- shannonconner24
- Dec 6, 2025
- 2 min read
Updated: Dec 7, 2025
Weather: At Pt. Pinos, the morning started, once again, with moderate NNE winds; following the pattern of the last week or so, these winds dropped off and switched to light west towards the end of the count. It was a sunny day with minimal swell and good visibility. At the outer buoy, wind at dawn was NNE at ~12 knots. It switched to W ~6 knots at 1300 and had built to W ~12 knots at sunset. Pressure remained high: 30.17 at dawn to 30.20 at 0900, then falling to 30.11 at count's end.
We had a really enjoyable loon flight this morning from 0700-0900. The volume wasn't full-bore Pinos loon insanity, but these two consecutive thousand-hours featured perfect light on flocks of at least a few dozen passing close in front of the seawatch. I think a lot of us Pinos people take this for granted, but it's so nice to have a seawatch site that both has good light all day AND has a relatively close flight. It's certainly not the case in other places I've watched and counted... We ended the day with 2918 Pacifics and 176 Red-throats, and we also crossed the 10,000 mark for Red-throated Loon for the season today.
Loon hour also brought another nice murre push (492); we counted 834 total today, along with 12 Rhinoceros Auklets and 35 Ancient Murrelets.
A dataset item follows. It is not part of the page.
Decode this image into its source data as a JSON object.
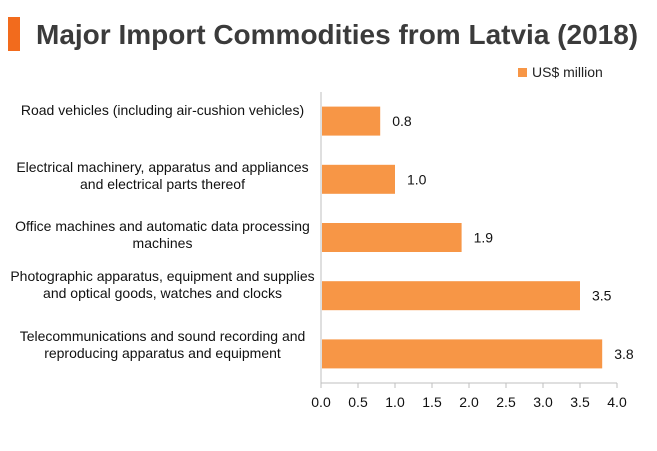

The Surf Scoter flight continues to trickle past: 303 today; the/a Royal Tern continues to make appearances -- we saw it fly out of the bay this morning, and it joined a big scrum just offshore the Seawatch this afternoon. The scrum was pretty fun, actually -- there were plenty of Glaucous-winged, Thayer's, Herring, and Short-billed Gulls amongst the California/Western/Heermann's conglomerate -- and Great Egrets, a Great Blue Heron, and some deft American Crows went tidepooling and got in on the inshore part of the anchovy feast. We noticed that a lot of birds looked comically pot-bellied after the scrum broke up...
A CBS newsman turned up this afternoon to do a piece on the king tides. I'm not sure if anything I said will make it to the news: I'm no expert on king tides, and I talked about what I DO know (Seawatch, duh), before the conversation was fortuitously diverted to Don Roberson.
We had our first identifiable jaeger in several days, a Pomarine, and also had two Black-vented Shearwater sightings.